There was an article in The Guardian this morning about 2019 seeing the largest influx of Painted Ladies to the UK for a decade. In 2009, eleven million Painted Ladies arrived in this country but numbers for this year are not yet known and we are all being encouraged to take part in the Big Butterfly Count that started today until 11th August to try to put a figure to it.

We had already noticed that a few weeks ago there were many, many more Painted Ladies around than we had ever seen before. Large numbers had been spotted in the Eastern Mediterranean and they arrived in Eastern England on 14 June.
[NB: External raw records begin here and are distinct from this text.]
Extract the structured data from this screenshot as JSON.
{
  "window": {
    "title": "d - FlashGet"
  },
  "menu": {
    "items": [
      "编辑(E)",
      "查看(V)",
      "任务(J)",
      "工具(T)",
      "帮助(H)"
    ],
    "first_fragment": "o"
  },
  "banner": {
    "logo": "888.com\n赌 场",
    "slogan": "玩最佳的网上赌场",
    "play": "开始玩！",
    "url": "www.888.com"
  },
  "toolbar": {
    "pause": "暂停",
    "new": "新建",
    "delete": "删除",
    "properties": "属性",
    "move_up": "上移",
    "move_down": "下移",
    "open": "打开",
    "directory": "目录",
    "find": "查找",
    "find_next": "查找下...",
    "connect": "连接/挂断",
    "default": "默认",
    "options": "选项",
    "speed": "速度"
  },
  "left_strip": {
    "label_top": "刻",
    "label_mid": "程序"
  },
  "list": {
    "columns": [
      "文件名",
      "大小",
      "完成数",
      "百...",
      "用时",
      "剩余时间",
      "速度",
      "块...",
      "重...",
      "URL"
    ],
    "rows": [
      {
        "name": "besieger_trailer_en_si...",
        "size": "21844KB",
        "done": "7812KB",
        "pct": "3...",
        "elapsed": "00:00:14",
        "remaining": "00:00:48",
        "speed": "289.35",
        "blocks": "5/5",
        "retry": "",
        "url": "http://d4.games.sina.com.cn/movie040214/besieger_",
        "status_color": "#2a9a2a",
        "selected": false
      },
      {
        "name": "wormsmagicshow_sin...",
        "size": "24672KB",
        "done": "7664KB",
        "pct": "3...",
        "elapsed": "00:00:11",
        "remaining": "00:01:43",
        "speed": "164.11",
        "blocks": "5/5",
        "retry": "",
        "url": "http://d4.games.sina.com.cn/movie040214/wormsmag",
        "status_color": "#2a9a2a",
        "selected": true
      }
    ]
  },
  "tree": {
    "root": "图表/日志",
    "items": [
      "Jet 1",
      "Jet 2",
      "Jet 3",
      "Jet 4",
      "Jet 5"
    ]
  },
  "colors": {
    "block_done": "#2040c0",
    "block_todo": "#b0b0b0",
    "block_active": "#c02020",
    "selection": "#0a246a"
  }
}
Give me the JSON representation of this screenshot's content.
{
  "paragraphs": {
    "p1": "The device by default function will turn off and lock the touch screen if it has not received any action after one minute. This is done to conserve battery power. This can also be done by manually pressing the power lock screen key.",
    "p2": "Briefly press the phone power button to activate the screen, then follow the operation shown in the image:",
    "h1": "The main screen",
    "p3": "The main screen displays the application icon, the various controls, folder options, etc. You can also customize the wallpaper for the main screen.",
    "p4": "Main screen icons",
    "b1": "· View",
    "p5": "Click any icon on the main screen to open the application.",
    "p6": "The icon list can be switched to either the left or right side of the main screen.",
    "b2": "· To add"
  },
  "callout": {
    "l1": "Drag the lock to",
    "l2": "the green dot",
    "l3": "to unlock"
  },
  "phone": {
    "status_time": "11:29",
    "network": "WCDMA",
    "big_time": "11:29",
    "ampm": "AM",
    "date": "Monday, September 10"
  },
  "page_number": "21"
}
Others came through Spain and arrived in Western England two weeks later. Apparently lots of eggs have now been laid and the young should be hatching out of their pupae as adults during the Big Butterfly Count window of time.
Armed with this knowledge, we went out this morning to see if we could find any evidence of Painted Lady breeding on the Thistles in the meadows.
The Butterfly lays an egg on the Thistle and, when the caterpillar hatches out, it builds itself a silk tent for protection. It goes through five instars (where it sheds its skin in order to increase in size) and builds larger tents as it grows.
Here is a tent with quite a large caterpillar inside and dark faeces gathered at the bottom of the tent:
We found several of these tents as we inspected the Creeping Thistles:
Here is one of the Caterpillars outside of the protection of its tent:
We have marked up the Thistles that we found these nests on and will return in a week or so to see if we can find the pupae.
As we were inspecting the Thistles, we came across other interesting things such as this large female Wasp Spider (Argiope bruennichi):
She is quite an unmistakable Spider as it is, but apparently the web with this white central ribbon is very characteristic as well.
She spins her web low in the grasses because she is trying to catch Grasshoppers and Crickets such as this Roesel’s Bush-cricket (Metrioptera roeselii).
There were also these, with their bright red eyes and the most unappealing of names: Flesh Flies
And these beautiful Six-spot Burnet Moths:
The reptile ecologist came today. He is relocating Slow Worms to us from a nearby plot of land that is being developed. We haven’t seen him for ages though because reptiles go into aestivation in hot dry weather and are not to be found warming up under his sampling squares. Aestivation is a light summer hibernation, necessary because they eat snails and slugs who also aestivate in weather like this.
However, we saw him today because he had caught Slow Worm Number 100 – a juvenile born last year:
We saw a Slow Worm ourselves today under one of our sampling squares. It is a large female who will be full of young at the moment- even though they are reptiles, Slow Worms give birth to live young because their eggs hatch inside their body.
The juvenile Green Woodpeckers are turning up on various cameras. Here is one up by the tiny pond on the strip:
This pond is also being used by a wide variety of birds. Here is a group of Linnets:
And it is extremely pleasing to now be getting frequent visits from Yellowhammers again:
Having devoured all available cherries, the Magpies are now stripping the wild plum tree:
The Badgers are coming out to start on the peanuts before it gets quite dark, giving us a rare opportunity to actually see them with our own eyes. We watched this little vignette following through a scope from afar:








Here is last year’s cub on the cliff path early in the morning:
It has been so hot and dry here with no rain for such a long time. But rain is forecast overnight tonight and so we have prepared ourselves to divert as much as possible into the pond which is critically low:
So often we hear of rain sweeping across the country but so often it seems to miss this easternmost finger of Kent. Fingers crossed that tonight we actually get some.